Cite as: https://hdl.handle.net/11858/00-001M-0000-0024-4776-7
Abstract
Let $\epsilon>0$ be any constant and let $P$ be a set of $n$ points in $\mathbb{R}^d$. We design new streaming and approximation algorithms for clustering points of $P$. Consider the projective clustering problem: Given $k, q < n$, compute a set $F$ of $k$ $q$-flats such that the function $f_k^q(P,\rho)=\sum_{p\in P}d(p, F)^\rho$ is minimized; here $d(p, F)$ represents the distance of $p$ to the closest $q$-flat in $F$. For $\rho=\infty$, we interpret $f_k^q(P,\rho)$ to be $\max_{r\in P}d(r, F)$. When $\rho=1,2$ and $\infty$ and $q=0$, the problem corresponds to the well-known $k$-median, $k$-mean and the $k$-center clustering problems respectively. Our two main technical contributions are as follows: (i) Consider an orthogonal projection of $P$ to a randomly chosen $O(C_\rho(q,\epsilon)\log n/\epsilon^2)$-dimensional flat.
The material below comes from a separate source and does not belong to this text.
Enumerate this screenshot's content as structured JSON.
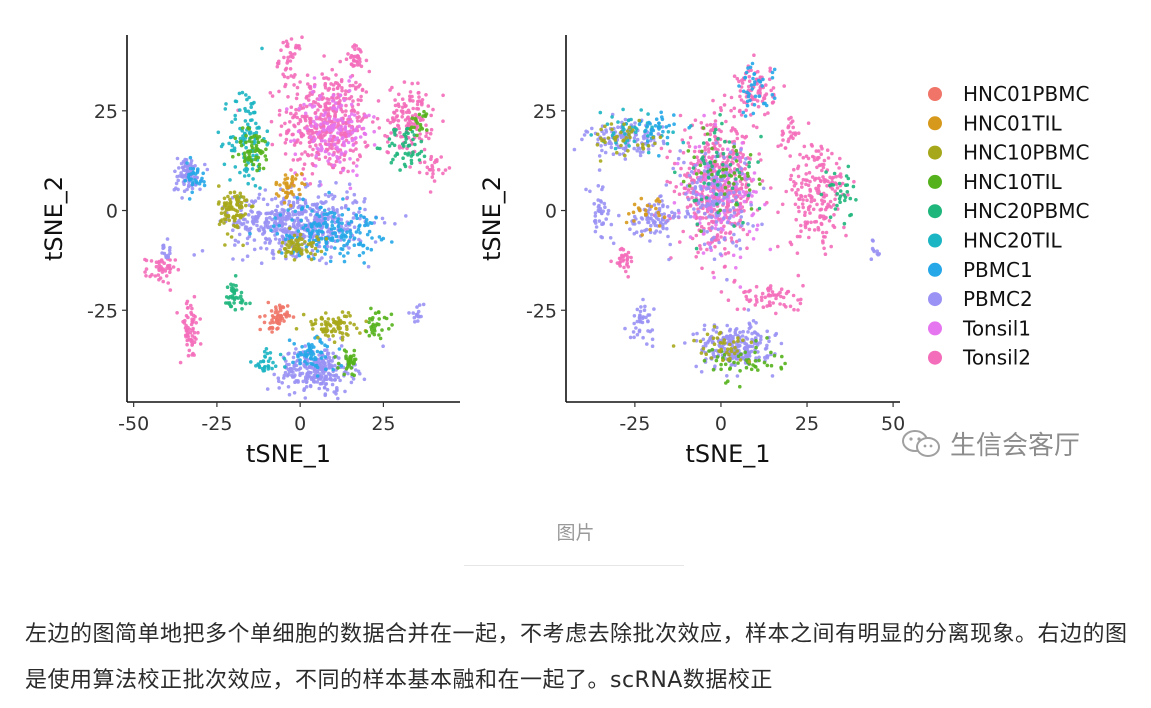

For every subset $S \subseteq P$, we show that such a random projection will $\epsilon$-approximate $f_1^q(S,\rho)$. This result holds for any integer norm $\rho \ge 1$, including $\rho=\infty$; here $C_\rho(q,\epsilon)$ is the size of the smallest coreset that $\epsilon$-approximates $f_1^q(\cdot,\rho)$. For $\rho=1,2$ and $\infty$, $C_\rho(q,\epsilon)$ is known to be a constant which depends only on $q$ and $\epsilon$. (ii) We improve the size of the coreset when $\rho = \infty$. In particular, we improve the bounds of $C_\infty(q,\epsilon)$ to $O(q^3/\epsilon^2)$ from the previously-known $O(q^6/\epsilon^5 \log 1/\epsilon)$. As applications, we obtain better approximation and streaming algorithms for various projective clustering problems over high dimensional point sets. E.g., when $\rho =\infty$ and $q\geq 1$, we obtain a streaming algorithm that maintains an $\epsilon$-approximate solution using $O((d + n)q^3(\log n/\epsilon^4))$ space, which is better than the input size $O(nd)$.